Pembrolizumab Improves Survival in Pretreated Bladder Cancer
Pembrolizumab improved survival compared with chemotherapy in previously treated patients with advanced urothelial cancer in the phase III KEYNOTE-045 trial. After meeting the overall survival endpoint, the trial was halted based on the recommendation of an independent data monitoring panel. The study data are not yet available; however, Merck reported that the safety profile for pembrolizumab was consistent with previous trials involving patients with advanced urothelial cancer.
Early results from a preplanned interim analysis from the KEYNOTE-052 phase II trial of first-line pembrolizumab in cisplatin-ineligible patients with metastatic urothelial cancer were recently presented at the 2016 ESMO Congress. In this trial, the ORR at a median follow-up of 8 months was 24% (95% CI, 16.0-33.6). Pembrolizumab treatment yielded a rapid response with a median time to response of 2 months (range, 0.1-13.4).

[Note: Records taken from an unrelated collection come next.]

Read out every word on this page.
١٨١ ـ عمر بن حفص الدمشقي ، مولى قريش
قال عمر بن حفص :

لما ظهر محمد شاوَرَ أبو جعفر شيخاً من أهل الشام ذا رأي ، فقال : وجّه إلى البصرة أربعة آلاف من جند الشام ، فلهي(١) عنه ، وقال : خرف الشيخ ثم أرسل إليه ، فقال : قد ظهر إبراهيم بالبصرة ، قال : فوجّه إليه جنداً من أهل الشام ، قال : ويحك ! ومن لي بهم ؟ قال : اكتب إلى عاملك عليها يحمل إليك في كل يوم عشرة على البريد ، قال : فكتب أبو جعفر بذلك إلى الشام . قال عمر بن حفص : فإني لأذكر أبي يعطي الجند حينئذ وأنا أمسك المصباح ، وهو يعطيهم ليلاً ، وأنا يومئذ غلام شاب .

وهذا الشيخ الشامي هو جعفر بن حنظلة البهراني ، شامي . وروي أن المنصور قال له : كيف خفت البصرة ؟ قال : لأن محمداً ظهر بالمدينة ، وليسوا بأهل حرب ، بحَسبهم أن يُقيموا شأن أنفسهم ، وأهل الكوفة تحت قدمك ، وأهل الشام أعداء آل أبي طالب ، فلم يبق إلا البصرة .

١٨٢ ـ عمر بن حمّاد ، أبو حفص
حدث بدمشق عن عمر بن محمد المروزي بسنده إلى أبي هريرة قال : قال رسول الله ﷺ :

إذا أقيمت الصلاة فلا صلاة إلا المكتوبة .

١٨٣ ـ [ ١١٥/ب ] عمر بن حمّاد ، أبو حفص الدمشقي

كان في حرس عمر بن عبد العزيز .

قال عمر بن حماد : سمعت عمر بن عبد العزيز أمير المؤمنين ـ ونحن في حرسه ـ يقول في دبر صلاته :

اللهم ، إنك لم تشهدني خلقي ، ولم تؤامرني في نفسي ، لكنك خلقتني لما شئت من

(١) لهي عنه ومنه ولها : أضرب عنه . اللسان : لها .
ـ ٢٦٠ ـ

Denosumab Delays SREs in Multiple Myeloma
Denosumab is noninferior to the standard of care zoledronic acid at delaying skeletal-related events for patients with multiple myeloma, according to topline findings from the phase III 482 study. In the study, the hazard ratio for the primary endpoint of time to first SRE was 0.98 (95% CI, 0.85-1.14), which fell within the parameters of noninferiority. The hazard ratio for overall survival between denosumab and zoledronic acid was 0.90 (95% CI, 0.70-1.16).
Secondary endpoints of the study focused on superiority for the RANK ligand inhibitor versus the bisphosphonate for time to first SRE and time to first and subsequent SRE, which were defined as fracture, radiation to bone, surgery to bone, or spinal cord compression. In the initial analysis, these secondary endpoints were not met. The adverse events in the study were consistent with the known safety profile for denosumab. The most common AEs in the denosumab arm were diarrhea and nausea, both of which occurred in greater than 25% of patients. Findings from the study will be presented at an upcoming medical meeting and will be submitted to the FDA.

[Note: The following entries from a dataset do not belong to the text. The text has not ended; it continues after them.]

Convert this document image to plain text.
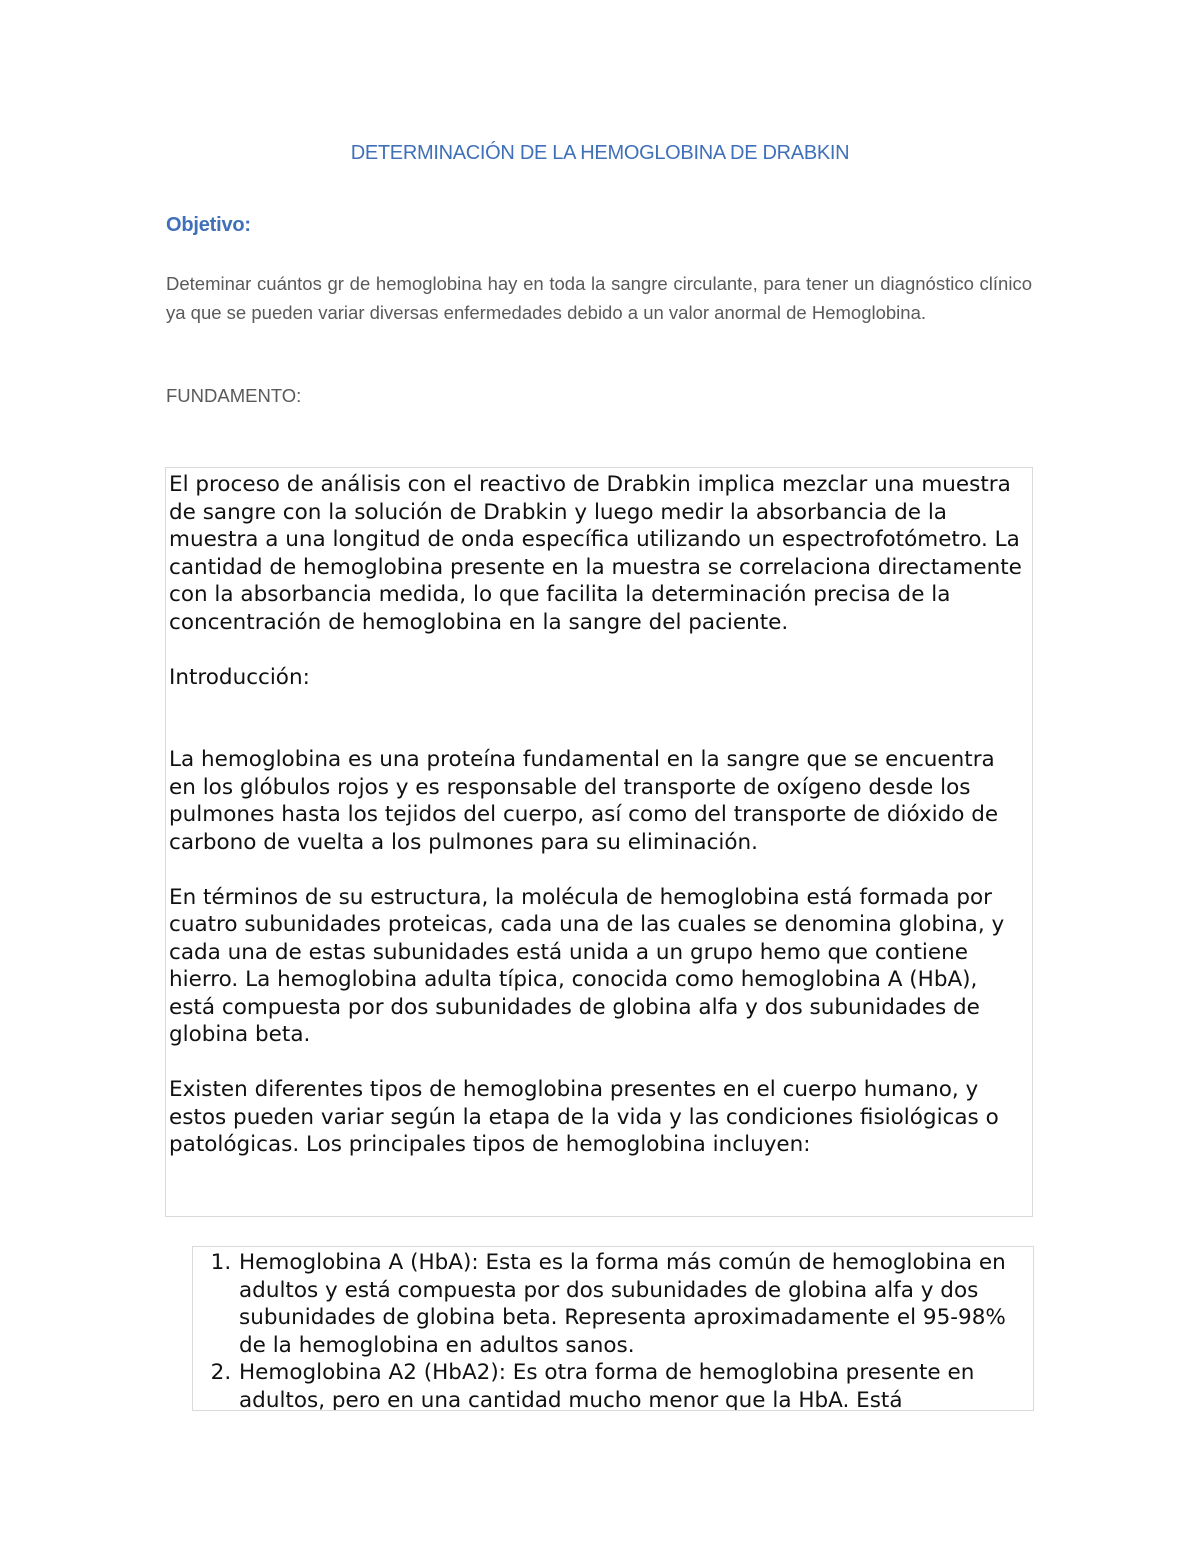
DETERMINACIÓN DE LA HEMOGLOBINA DE DRABKIN
Objetivo:
Deteminar cuántos gr de hemoglobina hay en toda la sangre circulante, para tener un diagnóstico clínico ya que se pueden variar diversas enfermedades debido a un valor anormal de Hemoglobina.
FUNDAMENTO:

El proceso de análisis con el reactivo de Drabkin implica mezclar una muestra de sangre con la solución de Drabkin y luego medir la absorbancia de la muestra a una longitud de onda específica utilizando un espectrofotómetro. La cantidad de hemoglobina presente en la muestra se correlaciona directamente con la absorbancia medida, lo que facilita la determinación precisa de la concentración de hemoglobina en la sangre del paciente.

Introducción:

La hemoglobina es una proteína fundamental en la sangre que se encuentra en los glóbulos rojos y es responsable del transporte de oxígeno desde los pulmones hasta los tejidos del cuerpo, así como del transporte de dióxido de carbono de vuelta a los pulmones para su eliminación.

En términos de su estructura, la molécula de hemoglobina está formada por cuatro subunidades proteicas, cada una de las cuales se denomina globina, y cada una de estas subunidades está unida a un grupo hemo que contiene hierro. La hemoglobina adulta típica, conocida como hemoglobina A (HbA), está compuesta por dos subunidades de globina alfa y dos subunidades de globina beta.

Existen diferentes tipos de hemoglobina presentes en el cuerpo humano, y estos pueden variar según la etapa de la vida y las condiciones fisiológicas o patológicas. Los principales tipos de hemoglobina incluyen:

1. Hemoglobina A (HbA): Esta es la forma más común de hemoglobina en adultos y está compuesta por dos subunidades de globina alfa y dos subunidades de globina beta. Representa aproximadamente el 95-98% de la hemoglobina en adultos sanos.
2. Hemoglobina A2 (HbA2): Es otra forma de hemoglobina presente en adultos, pero en una cantidad mucho menor que la HbA. Está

FDA Updates Enzalutamide Label in mCRPC
The FDA has updated the label for enzalutamide in metastatic castration-resistant prostate cancer to include new data from the phase II TERRAIN study. The trial randomized 375 chemotherapy-naïve patients with mCRPC in a 1:1 ratio to receive enzalutamide at 160 mg orally once daily or bicalutamide at 50 mg once daily.
Overall, enzalutamide reduced the risk of radiographic progression or death by 40% compared with bicalutamide. The median radiographic progression-free survival was improved by 6.1 months with enzalutamide. The median radiographic progression-free survival was 19.5 months with enzalutamide compared with 13.4 months with bicalutamide (HR, 0.60; 95% CI, 0.43-0.83).
EC Approves Liposomal Irinotecan for Pancreatic Cancer
The European Commission has approved pegylated liposomal irinotecan in combination with fluorouracil and leucovorin for patients with metastatic pancreatic adenocarcinoma following progression on a gemcitabine-based therapy. The approval was based on findings from the phase III NAPOLI-1 trial, which demonstrated a 1.9-month improvement in overall survival with the addition of liposomal irinotecan to 5-FU and leucovorin.
In the combination arm, the median OS was 6.1 months compared with 4.2 months with 5-FU and leucovorin alone (HR, 0.67; 95% CI, 0.49-0.92; P = .012). The EC’s approval decision followed a positive recommendation from the Committee for Medicinal Products for Human Use. Pegylated liposomal irinotecan is now approved for use in this setting in the 28 countries of the European Union, as well as in Iceland, Liechtenstein and Norway.